Oral history interview with George McElroy [electronic resource], 1971.
|Creator: ||McElroy, George Albert, 1922-2006||Project: ||Black Journalists Oral History Collection. |
(see all project interviews)
|Phys. Desc. :||1 sound file : digital preservation master, WAV files (96 kHz, 24 bit) Transcript: 25 pages|
|Location: ||Columbia Center for Oral History|
|Full CLIO record >>|
George Albert McElroy (1922-2006) was born and raised in Houston, Texas. He served in the United States Navy during World War II and the Korean War. Having been turned away by the University of Texas because of segregation laws, he received a bachelor's degree from Texas Southern University (then known as Texas Southern State University for Negroes).

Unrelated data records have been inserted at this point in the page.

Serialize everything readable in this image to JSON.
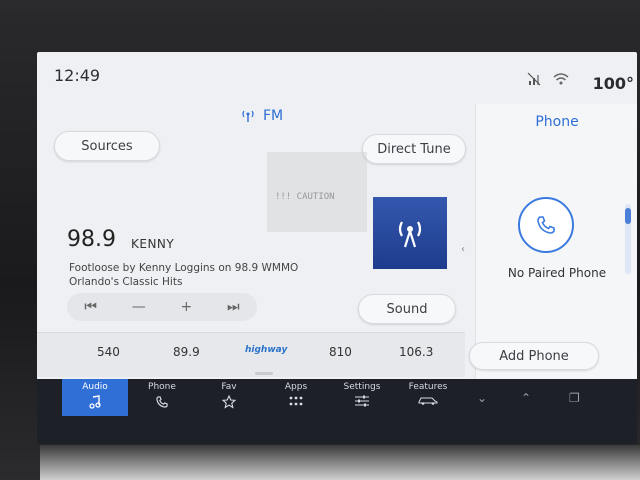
{
  "status": {
    "time": "12:49",
    "temperature": "100°"
  },
  "audio": {
    "band": "FM",
    "sources_label": "Sources",
    "direct_tune_label": "Direct Tune",
    "sound_label": "Sound",
    "frequency": "98.9",
    "station_name": "KENNY",
    "radio_text": "Footloose by Kenny Loggins on 98.9 WMMO Orlando's Classic Hits",
    "presets": [
      "540",
      "89.9",
      "810",
      "106.3"
    ],
    "preset_logo_text": "highway",
    "overlay_text": "!!! CAUTION"
  },
  "phone": {
    "title": "Phone",
    "status": "No Paired Phone",
    "add_label": "Add Phone"
  },
  "nav": {
    "tabs": [
      {
        "label": "Audio",
        "icon": "music-note-icon"
      },
      {
        "label": "Phone",
        "icon": "phone-icon"
      },
      {
        "label": "Fav",
        "icon": "star-icon"
      },
      {
        "label": "Apps",
        "icon": "apps-grid-icon"
      },
      {
        "label": "Settings",
        "icon": "sliders-icon"
      },
      {
        "label": "Features",
        "icon": "car-icon"
      }
    ]
  },
  "colors": {
    "accent": "#2f6fd6",
    "background": "#eef0f3",
    "nav": "#1d2026"
  }
}
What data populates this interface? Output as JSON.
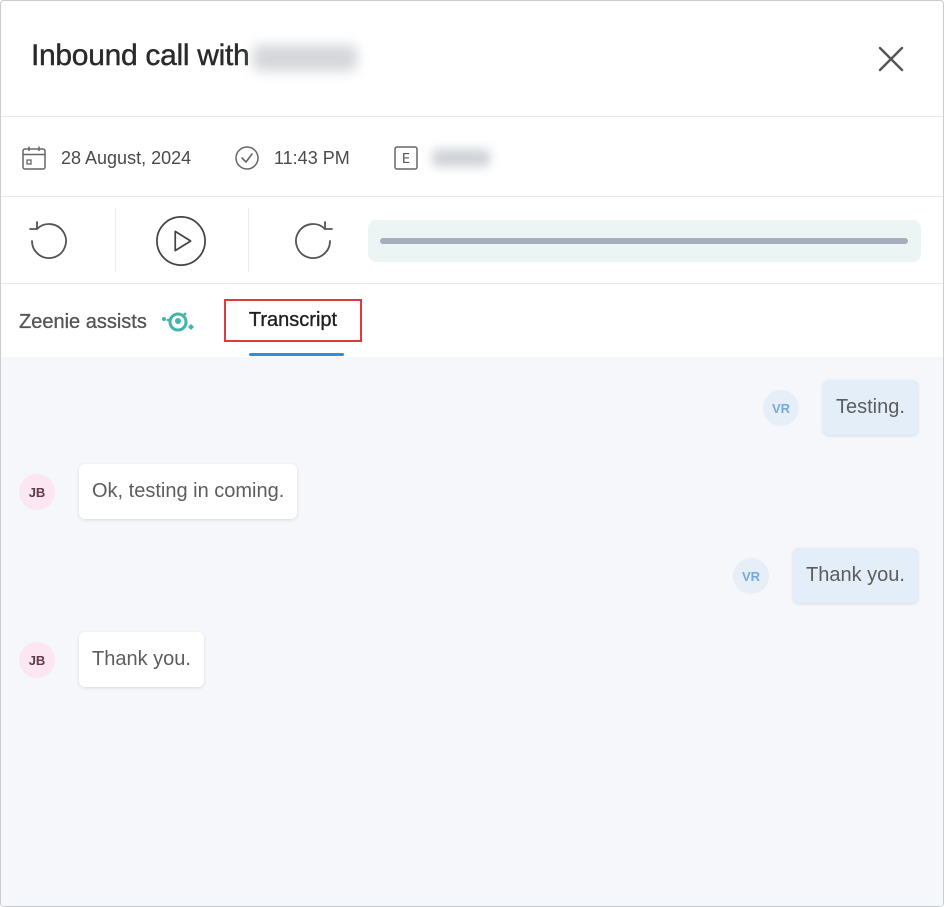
{
  "header": {
    "title": "Inbound call with",
    "close_icon": "close-icon"
  },
  "meta": {
    "date": "28 August, 2024",
    "time": "11:43 PM",
    "agent_initial": "E"
  },
  "player": {
    "rewind_icon": "rewind-icon",
    "play_icon": "play-icon",
    "forward_icon": "forward-icon",
    "progress": 0
  },
  "tabs": {
    "zeenie": "Zeenie assists",
    "transcript": "Transcript"
  },
  "transcript": {
    "messages": [
      {
        "speaker": "VR",
        "side": "right",
        "text": "Testing."
      },
      {
        "speaker": "JB",
        "side": "left",
        "text": "Ok, testing in coming."
      },
      {
        "speaker": "VR",
        "side": "right",
        "text": "Thank you."
      },
      {
        "speaker": "JB",
        "side": "left",
        "text": "Thank you."
      }
    ]
  },
  "colors": {
    "accent": "#2f8fdf",
    "highlight_border": "#e0393e",
    "zeenie": "#3fb6a8"
  }
}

In 1970, he became the first African American to receive a master's degree in journalism from the University of Missouri. He was the first black reporter and columnist for the Houston Post, formerly Texas' largest morning daily. He worked for the Houston Informer for fifty-eight years, serving as Editor Emeritus in his final years.
Scope and Contents
At the beginning of this interview, McElroy notes challenges for the black press, such as the small pool of experienced editors and publishers, lack of advertising, and unsatisfactory salaries. Discussing the outsourcing of the assembly of a newspaper, McElroy notes the importance of having a physical place where a paper is published. He discusses: the impact of white ownership of a black newspaper; the past successes of the black press; the social engagement of black papers at the time of the interview; the white readership of black papers; and the importance of the editorial page. The interview concludes with McElroy's thoughts on the political role of the black press and about the difference between black newspapers in the North and South.